On "This Fever", Benett plays it straight, going for a funky lo-fi sound and acoustic guitar that was miked too loudly causing it to distort, once gain allowing her to really not play it straight by forcing a fucked up quality upon an otherwise every day tune. Still, it's cool that she wreaks even subtle havoc with her music, as that's all part of the strange Benett formula that is so hard to figure out.

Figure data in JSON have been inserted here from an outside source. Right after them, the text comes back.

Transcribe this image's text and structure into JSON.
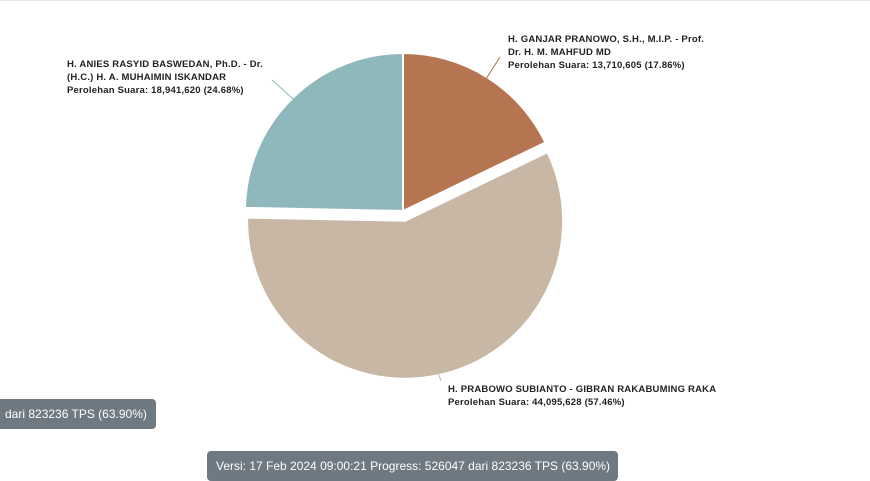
{
  "chart_data": {
    "type": "pie",
    "slices": [
      {
        "name_lines": [
          "H. GANJAR PRANOWO, S.H., M.I.P. - Prof.",
          "Dr. H. M. MAHFUD MD"
        ],
        "votes_text": "Perolehan Suara: 13,710,605 (17.86%)",
        "value": 13710605,
        "percent": 17.86,
        "color": "#b57551"
      },
      {
        "name_lines": [
          "H. PRABOWO SUBIANTO - GIBRAN RAKABUMING RAKA"
        ],
        "votes_text": "Perolehan Suara: 44,095,628 (57.46%)",
        "value": 44095628,
        "percent": 57.46,
        "color": "#c8b7a4"
      },
      {
        "name_lines": [
          "H. ANIES RASYID BASWEDAN, Ph.D. - Dr.",
          "(H.C.) H. A. MUHAIMIN ISKANDAR"
        ],
        "votes_text": "Perolehan Suara: 18,941,620 (24.68%)",
        "value": 18941620,
        "percent": 24.68,
        "color": "#8fb8bd"
      }
    ]
  },
  "badges": {
    "left_text": "dari 823236 TPS (63.90%)",
    "bottom_text": "Versi: 17 Feb 2024 09:00:21 Progress: 526047 dari 823236 TPS (63.90%)"
  }
}
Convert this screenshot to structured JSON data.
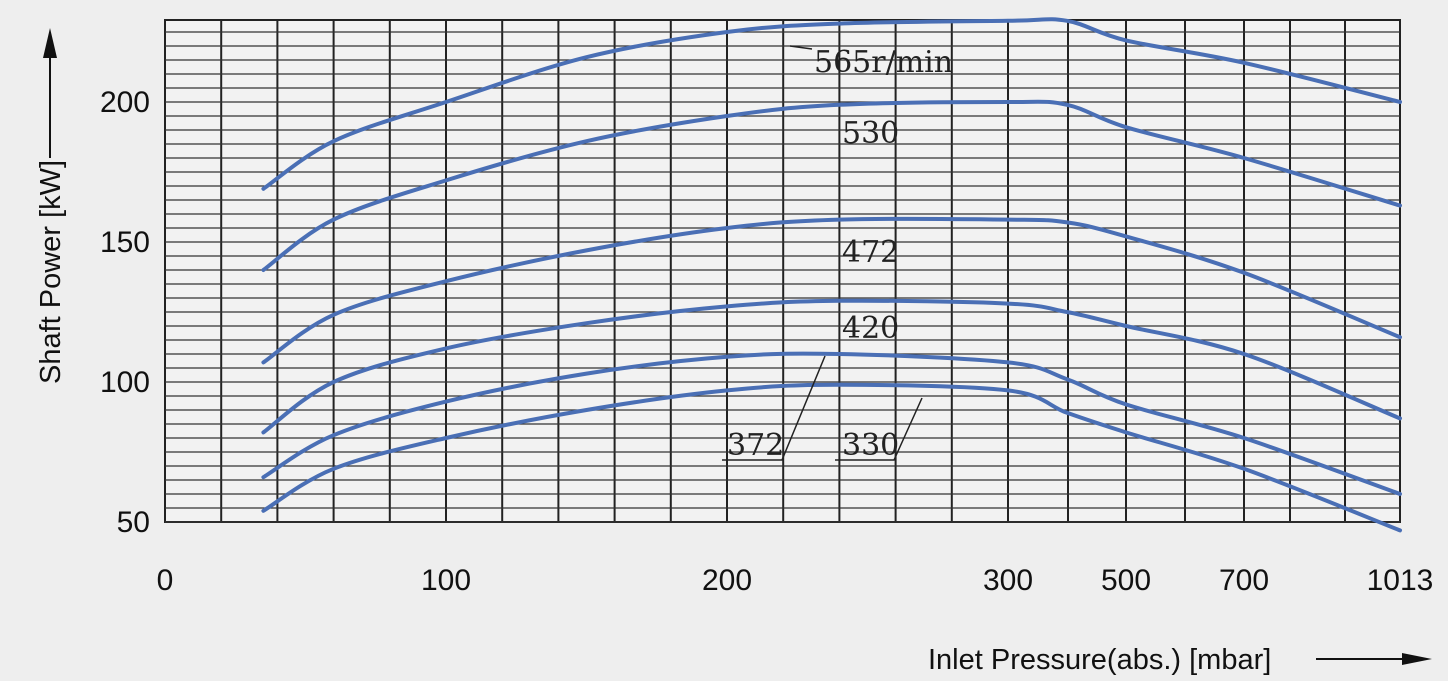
{
  "chart_data": {
    "type": "line",
    "title": "",
    "xlabel": "Inlet Pressure(abs.)  [mbar]",
    "ylabel": "Shaft Power [kW]",
    "x_ticks": [
      "0",
      "100",
      "200",
      "300",
      "500",
      "700",
      "1013"
    ],
    "y_ticks": [
      "50",
      "100",
      "150",
      "200"
    ],
    "ylim": [
      50,
      230
    ],
    "x_scale": "non-uniform (0 to 300 linear, then 500, 700, 1013 at equal spacing)",
    "grid": true,
    "x": [
      35,
      60,
      100,
      150,
      200,
      240,
      300,
      400,
      500,
      700,
      1013
    ],
    "series": [
      {
        "name": "565r/min",
        "values": [
          169,
          186,
          200,
          216,
          225,
          228,
          229,
          229,
          222,
          214,
          200
        ]
      },
      {
        "name": "530",
        "values": [
          140,
          158,
          172,
          186,
          195,
          199,
          200,
          199,
          191,
          180,
          163
        ]
      },
      {
        "name": "472",
        "values": [
          107,
          124,
          136,
          147,
          155,
          158,
          158,
          157,
          152,
          139,
          116
        ]
      },
      {
        "name": "420",
        "values": [
          82,
          100,
          112,
          121,
          127,
          129,
          128,
          125,
          120,
          110,
          87
        ]
      },
      {
        "name": "372",
        "values": [
          66,
          81,
          93,
          103,
          109,
          110,
          107,
          101,
          92,
          80,
          60
        ]
      },
      {
        "name": "330",
        "values": [
          54,
          69,
          80,
          90,
          97,
          99,
          97,
          89,
          82,
          69,
          47
        ]
      }
    ],
    "curve_labels": [
      "565r/min",
      "530",
      "472",
      "420",
      "372",
      "330"
    ]
  }
}
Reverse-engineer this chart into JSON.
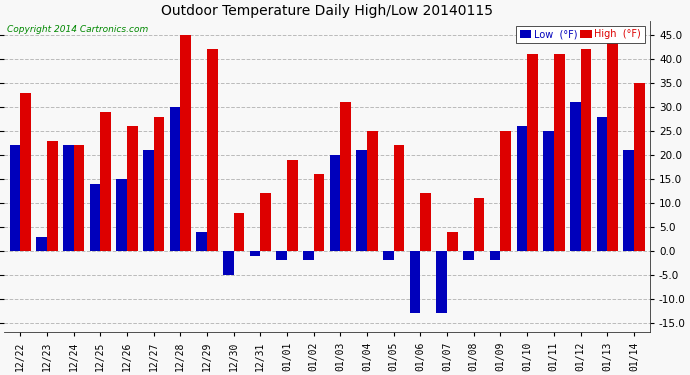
{
  "title": "Outdoor Temperature Daily High/Low 20140115",
  "copyright": "Copyright 2014 Cartronics.com",
  "legend_low": "Low  (°F)",
  "legend_high": "High  (°F)",
  "low_color": "#0000bb",
  "high_color": "#dd0000",
  "dates": [
    "12/22",
    "12/23",
    "12/24",
    "12/25",
    "12/26",
    "12/27",
    "12/28",
    "12/29",
    "12/30",
    "12/31",
    "01/01",
    "01/02",
    "01/03",
    "01/04",
    "01/05",
    "01/06",
    "01/07",
    "01/08",
    "01/09",
    "01/10",
    "01/11",
    "01/12",
    "01/13",
    "01/14"
  ],
  "high_values": [
    33,
    23,
    22,
    29,
    26,
    28,
    45,
    42,
    8,
    12,
    19,
    16,
    31,
    25,
    22,
    12,
    4,
    11,
    25,
    41,
    41,
    42,
    46,
    35
  ],
  "low_values": [
    22,
    3,
    22,
    14,
    15,
    21,
    30,
    4,
    -5,
    -1,
    -2,
    -2,
    20,
    21,
    -2,
    -13,
    -13,
    -2,
    -2,
    26,
    25,
    31,
    28,
    21
  ],
  "ylim": [
    -17,
    48
  ],
  "yticks": [
    -15.0,
    -10.0,
    -5.0,
    0.0,
    5.0,
    10.0,
    15.0,
    20.0,
    25.0,
    30.0,
    35.0,
    40.0,
    45.0
  ],
  "bg_color": "#f8f8f8",
  "grid_color": "#bbbbbb",
  "bar_width": 0.4,
  "figsize": [
    6.9,
    3.75
  ],
  "dpi": 100
}
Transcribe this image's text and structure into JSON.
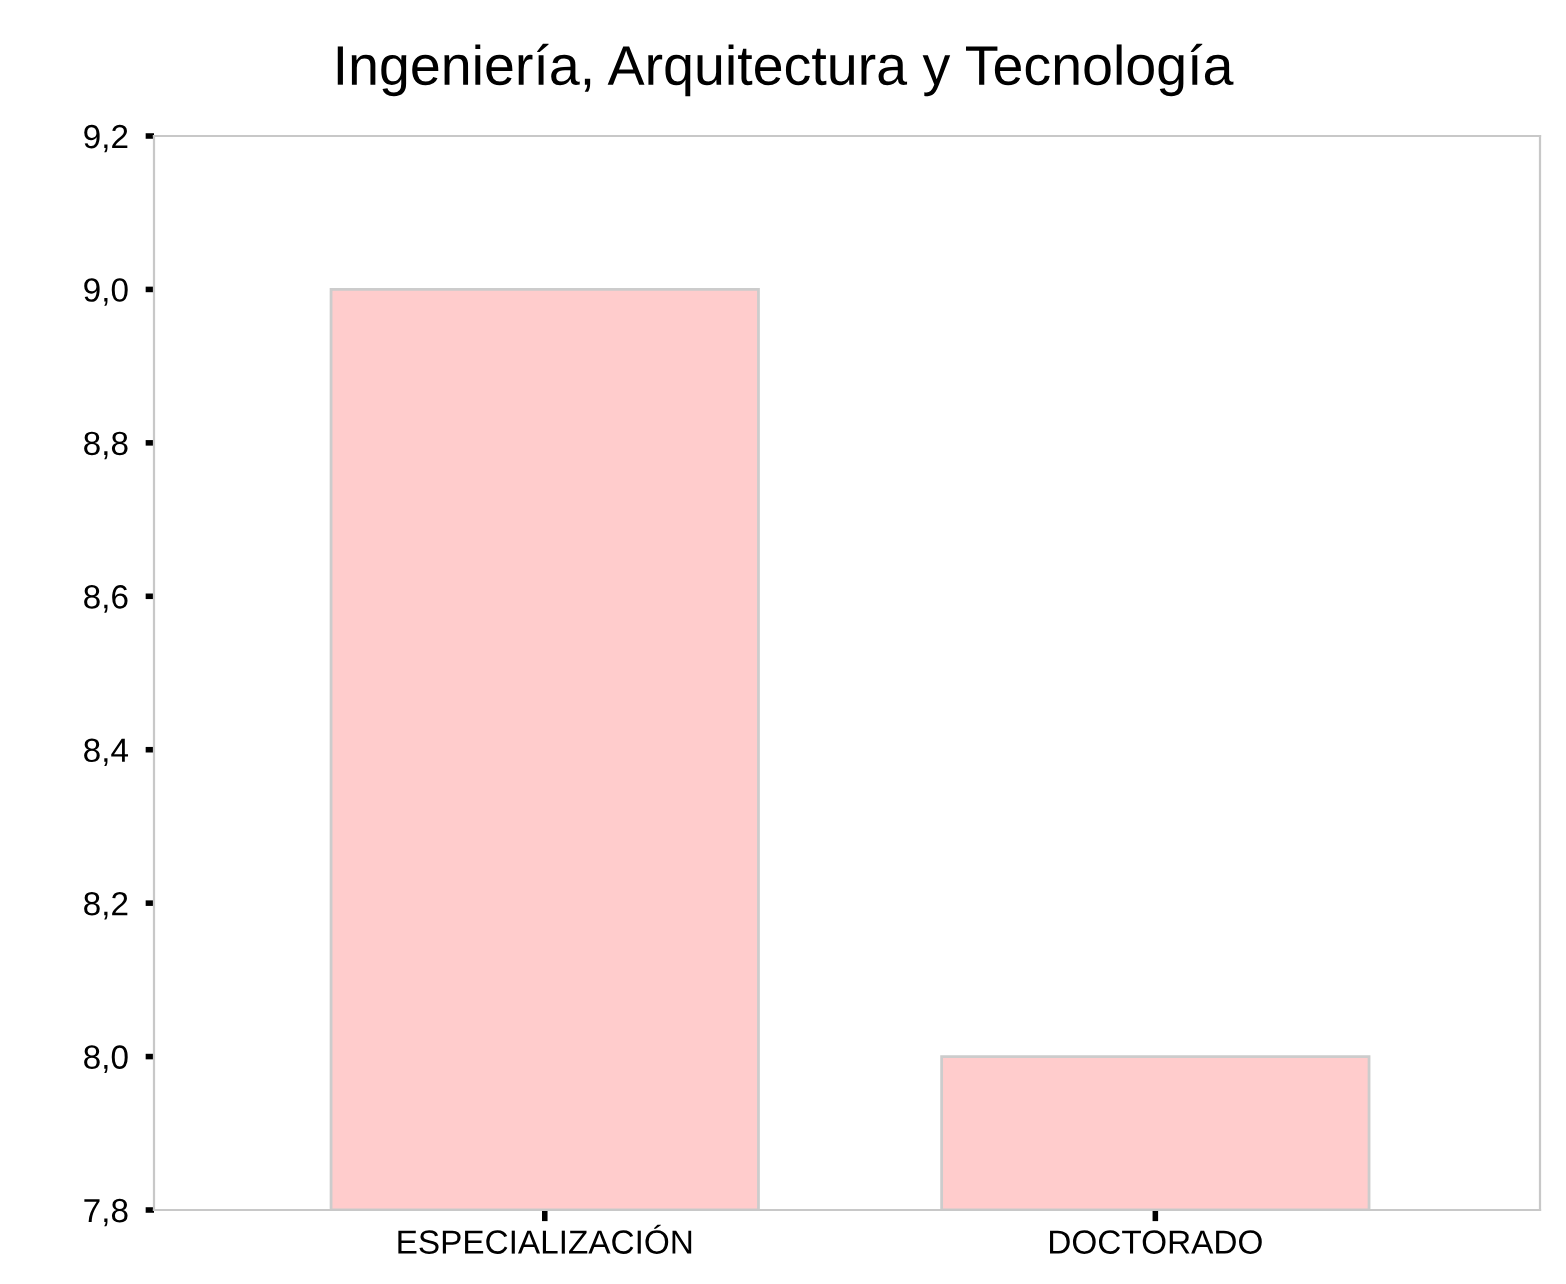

The rest of the album is just as enigmatic. "Geneva" sports a carnival like organ melody that gives way to a cavity inducing bubblegum groove. And "Just Because I Loved You (In the Summertime)" contains everything from cheap keyboard percussion to backwards loops and all sorts of strange electronic notes and tones. Not content to just stay in one groove, Benett grabs everything that she finds in the studio and goes on a wild rampage. Too good for words.

What is detectable here, though, is that Benett certainly likes a kind of '60s bent to her sound underneath all the weirdness. And it works quite well for her. Her AM Gold style of songwriting is impeccable, and it all culminates in the eight-minute epic "Moon Song" that closes the album, complete with strings and a larger than life homemade Phil Spector atmosphere.

Welcome to the Jungle is nothing but a treat. Some may find Benett's experiments haphazard, but I disagree. You can't experiment without coming up with some strange mutations, and here, Benett has chosen to include those, making for an album that is pretty much an exercise in originality from track to track. Ah, to put it simply: I really dig this album a lot. And if you're in the mood for some catchy girl pop with a lot of surprises around every bend, you'll probably fall in love with Benett, too.